Atlas Flycather NOT!

Well the results are in and it seems the Atlas flycatcher i wasted 50 quid of diesel on was a bog standard Pied Flycatcher, it caught everyone out... heres the results..

Genetically, the four Western Palearctic black-and-white Ficedula species are all quite distinct from each other, and the feathers from the Flamborough bird provided a potentially foolproof way of deciding whether it was an Atlas Flycatcher. At the mitochondrial DNA level, the Pied, Atlas, Semi-collared and Collared Flycatchers show about 2.5-3.5% divergence in their sequences. On the first round of analysis we successfully sequenced 3000 base pairs of mitochondrial DNA from 4 separate genes and the Flamborough bird was identical, or almost identical (0 to about ~0.1% divergence) to nominate Pied Flycatchers. While we can occasionally make small mistakes in reading long stretches of DNA sequence, there is no way to make enough mistakes on that scale to turn Atlas Flycatcher DNA into another species. For example for 991 bases of the cytb gene, the Flamborough bird was identical to, or only 1 base pair different from, nominate Pied Flycatchers but 29-35 bases different from Atlas, Collared and Semi-collared Flycatchers. Whatever the Flamborough bird was, it wasn’t an Atlas Fly.

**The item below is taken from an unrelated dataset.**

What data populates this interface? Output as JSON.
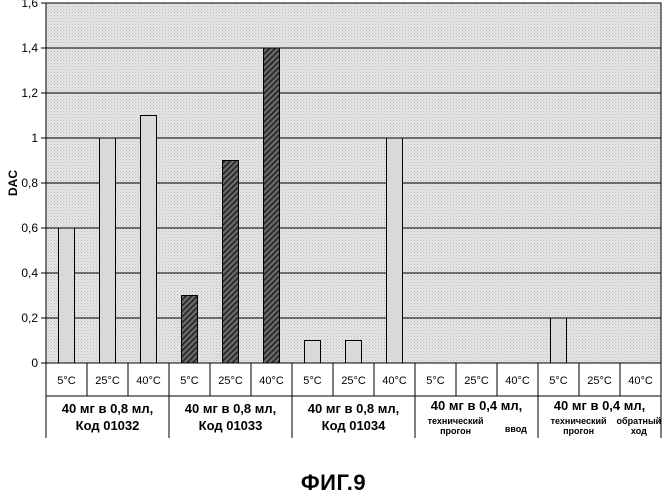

Another initial possibility was that the bird was a Collared x Pied Fly hybrid. The mitochondrial DNA comes down the female line, so to that point we only knew that its mum was a Pied Fly. To find out what its dad was we needed to sequence nuclear DNA, which would be a mixture of genes from both parents. Fixed differences between Collared and Pied Flycatcher genes have been defined previously by other labs – e.g. at position 315 of the RHO-1 gene, Collared Flycatchers always have a ‘G’ and Pied Flycatchers always have an ‘A’. If the bird was a hybrid, at that point the sequencing machine would get confused as an ‘A’ and a ‘G’ went through the reader together. For the Flamborough bird, the sequence was only ‘A’ – its dad was a Pied Flycatcher too.
Iberian Pied Flycatcher was the final possibility. Genetically, the iberiae subspecies is very close to nominate birds but appears to be, just about, reliably distinguishable. At the cytb gene, the Flamborough Flycatcher was 4 bases different from Iberian Pied Fly sequence, and similarly different at other genes. There wasn’t a lot in it, but it seems as though it was not an Iberian bird either.
Conclusion? Pied Fly. More cautiously, either the bird really was ‘just’ an aberrant, or extreme, Pied Flycatcher showing plumage features more consistent with Atlas or Iberian Pied Flycatcher, or there is something even more weird going on – maybe a second or third generation hybrid, or with some Iberian ancestry that we have not picked up on the first round of analysis. We will continue to work on this bird. It seems to have made the certain field identification of vagrant black-and-white Ficedulas a more daunting task.”